I don't think PPC is dead at all...
PPC survives in telecoms situations. Even in telecoms (As I recently discovered) it is now in danger of being squeezed out by pure fpgas.
But in the desktop area it's day is long gone.
IBM made a lot of money selling PPC based servers, and it still make money with that... Power 7 is around the bend, and it will catch up with Intel and AMD again. PPC's are cheaper to produce than any X86 architecture...
There are niches the PPC fills nicely. Whilst PPC might be cheaper to produce then some X86 chips, the cost of developing it into a chip that can take on X86 in the desktop market and continue to do so generation after generation is an entirely different matter. The only reason PowerPC lasted as long as it did on desktop systems was because of Apple, IBM would have dropped it long before.

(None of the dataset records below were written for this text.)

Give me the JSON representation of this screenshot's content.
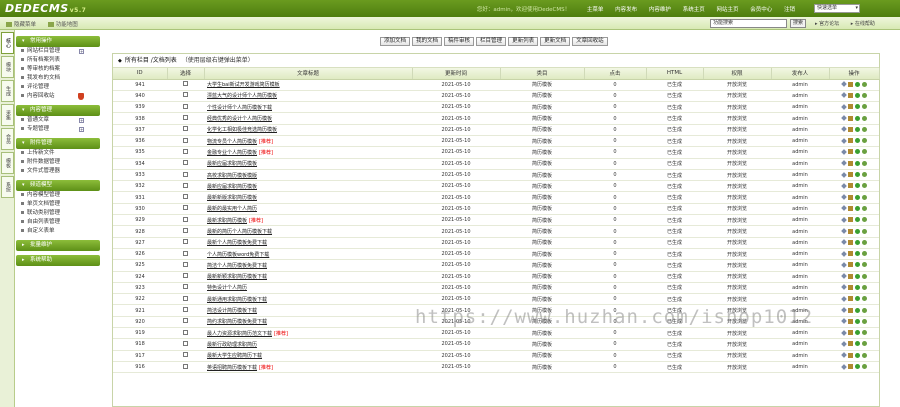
{
  "header": {
    "logo": "DEDECMS",
    "version": "v5.7",
    "greeting": "您好：admin，欢迎使用DedeCMS！",
    "nav": [
      "主菜单",
      "内容发布",
      "内容维护",
      "系统主页",
      "网站主页",
      "会员中心",
      "注销"
    ],
    "quick_select": "快速选单"
  },
  "subbar": {
    "items": [
      "隐藏菜单",
      "功能地图"
    ],
    "search_placeholder": "功能搜索",
    "search_button": "搜索",
    "right_links": [
      "官方论坛",
      "在线帮助"
    ]
  },
  "vtabs": [
    "核心",
    "模块",
    "生成",
    "采集",
    "会员",
    "模板",
    "系统"
  ],
  "menu": [
    {
      "title": "常用操作",
      "collapsed": false,
      "items": [
        {
          "label": "网站栏目管理",
          "add": true
        },
        {
          "label": "所有档案列表",
          "add": false
        },
        {
          "label": "等审核的档案",
          "add": false
        },
        {
          "label": "我发布的文档",
          "add": false
        },
        {
          "label": "评论管理",
          "add": false
        },
        {
          "label": "内容回收站",
          "shield": true
        }
      ]
    },
    {
      "title": "内容管理",
      "collapsed": false,
      "items": [
        {
          "label": "普通文章",
          "add": true
        },
        {
          "label": "专题管理",
          "add": true
        }
      ]
    },
    {
      "title": "附件管理",
      "collapsed": false,
      "items": [
        {
          "label": "上传新文件"
        },
        {
          "label": "附件数据管理"
        },
        {
          "label": "文件式管理器"
        }
      ]
    },
    {
      "title": "频道模型",
      "collapsed": false,
      "items": [
        {
          "label": "内容模型管理"
        },
        {
          "label": "单页文档管理"
        },
        {
          "label": "联动类别管理"
        },
        {
          "label": "自由列表管理"
        },
        {
          "label": "自定义表单"
        }
      ]
    },
    {
      "title": "批量维护",
      "collapsed": true,
      "items": []
    },
    {
      "title": "系统帮助",
      "collapsed": true,
      "items": []
    }
  ],
  "toolbar": [
    "添加文档",
    "我的文档",
    "稿件审核",
    "栏目管理",
    "更新列表",
    "更新文档",
    "文章回收站"
  ],
  "panel": {
    "title": "所有栏目 /文档列表",
    "note": "（使用层级右键弹出菜单）"
  },
  "columns": [
    "ID",
    "选择",
    "文章标题",
    "更新时间",
    "类目",
    "点击",
    "HTML",
    "权限",
    "发布人",
    "操作"
  ],
  "rows": [
    {
      "id": "941",
      "title": "大学生bai新试开发游戏简历模板",
      "date": "2021-05-10",
      "cat": "简历模板",
      "click": "0",
      "html": "已生成",
      "perm": "开放浏览",
      "author": "admin"
    },
    {
      "id": "940",
      "title": "漂蓝大气的设计师个人简历模板",
      "date": "2021-05-10",
      "cat": "简历模板",
      "click": "0",
      "html": "已生成",
      "perm": "开放浏览",
      "author": "admin"
    },
    {
      "id": "939",
      "title": "个性设计师个人简历模板下载",
      "date": "2021-05-10",
      "cat": "简历模板",
      "click": "0",
      "html": "已生成",
      "perm": "开放浏览",
      "author": "admin"
    },
    {
      "id": "938",
      "title": "经典优秀的设计个人简历模板",
      "date": "2021-05-10",
      "cat": "简历模板",
      "click": "0",
      "html": "已生成",
      "perm": "开放浏览",
      "author": "admin"
    },
    {
      "id": "937",
      "title": "化学化工相如极佳竞选简历模板",
      "date": "2021-05-10",
      "cat": "简历模板",
      "click": "0",
      "html": "已生成",
      "perm": "开放浏览",
      "author": "admin"
    },
    {
      "id": "936",
      "title": "物流专员个人简历模板",
      "rec": "[推荐]",
      "date": "2021-05-10",
      "cat": "简历模板",
      "click": "0",
      "html": "已生成",
      "perm": "开放浏览",
      "author": "admin"
    },
    {
      "id": "935",
      "title": "金融专业个人简历模板",
      "rec": "[推荐]",
      "date": "2021-05-10",
      "cat": "简历模板",
      "click": "0",
      "html": "已生成",
      "perm": "开放浏览",
      "author": "admin"
    },
    {
      "id": "934",
      "title": "最新应届求职简历模板",
      "date": "2021-05-10",
      "cat": "简历模板",
      "click": "0",
      "html": "已生成",
      "perm": "开放浏览",
      "author": "admin"
    },
    {
      "id": "933",
      "title": "高校求职简历模板模版",
      "date": "2021-05-10",
      "cat": "简历模板",
      "click": "0",
      "html": "已生成",
      "perm": "开放浏览",
      "author": "admin"
    },
    {
      "id": "932",
      "title": "最新应届求职简历模板",
      "date": "2021-05-10",
      "cat": "简历模板",
      "click": "0",
      "html": "已生成",
      "perm": "开放浏览",
      "author": "admin"
    },
    {
      "id": "931",
      "title": "最新新版求职简历模板",
      "date": "2021-05-10",
      "cat": "简历模板",
      "click": "0",
      "html": "已生成",
      "perm": "开放浏览",
      "author": "admin"
    },
    {
      "id": "930",
      "title": "最新的最实用个人简历",
      "date": "2021-05-10",
      "cat": "简历模板",
      "click": "0",
      "html": "已生成",
      "perm": "开放浏览",
      "author": "admin"
    },
    {
      "id": "929",
      "title": "最新求职简历模板",
      "rec": "[推荐]",
      "date": "2021-05-10",
      "cat": "简历模板",
      "click": "0",
      "html": "已生成",
      "perm": "开放浏览",
      "author": "admin"
    },
    {
      "id": "928",
      "title": "最新的简历个人简历模板下载",
      "date": "2021-05-10",
      "cat": "简历模板",
      "click": "0",
      "html": "已生成",
      "perm": "开放浏览",
      "author": "admin"
    },
    {
      "id": "927",
      "title": "最新个人简历模板免费下载",
      "date": "2021-05-10",
      "cat": "简历模板",
      "click": "0",
      "html": "已生成",
      "perm": "开放浏览",
      "author": "admin"
    },
    {
      "id": "926",
      "title": "个人简历模板word免费下载",
      "date": "2021-05-10",
      "cat": "简历模板",
      "click": "0",
      "html": "已生成",
      "perm": "开放浏览",
      "author": "admin"
    },
    {
      "id": "925",
      "title": "简洁个人简历模板免费下载",
      "date": "2021-05-10",
      "cat": "简历模板",
      "click": "0",
      "html": "已生成",
      "perm": "开放浏览",
      "author": "admin"
    },
    {
      "id": "924",
      "title": "最新新颖求职简历模板下载",
      "date": "2021-05-10",
      "cat": "简历模板",
      "click": "0",
      "html": "已生成",
      "perm": "开放浏览",
      "author": "admin"
    },
    {
      "id": "923",
      "title": "特色设计个人简历",
      "date": "2021-05-10",
      "cat": "简历模板",
      "click": "0",
      "html": "已生成",
      "perm": "开放浏览",
      "author": "admin"
    },
    {
      "id": "922",
      "title": "最新通用求职简历模板下载",
      "date": "2021-05-10",
      "cat": "简历模板",
      "click": "0",
      "html": "已生成",
      "perm": "开放浏览",
      "author": "admin"
    },
    {
      "id": "921",
      "title": "简洁设计简历模板下载",
      "date": "2021-05-10",
      "cat": "简历模板",
      "click": "0",
      "html": "已生成",
      "perm": "开放浏览",
      "author": "admin"
    },
    {
      "id": "920",
      "title": "简约求职简历模板免费下载",
      "date": "2021-05-10",
      "cat": "简历模板",
      "click": "0",
      "html": "已生成",
      "perm": "开放浏览",
      "author": "admin"
    },
    {
      "id": "919",
      "title": "最人力资源求职简历范文下载",
      "rec": "[推荐]",
      "date": "2021-05-10",
      "cat": "简历模板",
      "click": "0",
      "html": "已生成",
      "perm": "开放浏览",
      "author": "admin"
    },
    {
      "id": "918",
      "title": "最新行政助理求职简历",
      "date": "2021-05-10",
      "cat": "简历模板",
      "click": "0",
      "html": "已生成",
      "perm": "开放浏览",
      "author": "admin"
    },
    {
      "id": "917",
      "title": "最新大学生应聘简历下载",
      "date": "2021-05-10",
      "cat": "简历模板",
      "click": "0",
      "html": "已生成",
      "perm": "开放浏览",
      "author": "admin"
    },
    {
      "id": "916",
      "title": "英语招聘简历模板下载",
      "rec": "[推荐]",
      "date": "2021-05-10",
      "cat": "简历模板",
      "click": "0",
      "html": "已生成",
      "perm": "开放浏览",
      "author": "admin"
    }
  ],
  "watermark": "https://www.huzhan.com/ishop1012"
}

Power 7 may well be upon us soon, but Power is not the same as PPC and big iron is a very different market then consumer desktops.
EVEN, XBOX360, Wii and PS3 do use PPC, and that's nothing new.
Yes again, a niche product.
I bet they will be using PPC still on their next gen consoles. So PPC is not dead at all. If you don't like "fresh air" on the PPC scene, just stick up with windoze and the X86 @@@@.
Oh good gods. (oh and watch your language - kids visit this site)
X86 are faster? Yeah they are, but that doesn't mean PPC's are lame or something...
If you're attempting to gain a foothold into the desktop market with one, yes, yes it is.
If you have a niche, then you might get away with it. But this particular board would be an ill fit due to the architectural limitations of AOS/MorphOS/AROS.
If the person behind this is genuine I do wish him luck. But of his targeted OS's, only Haiku would make any sort of sense and given the response by the Haiku board linked to... Well look for yourself.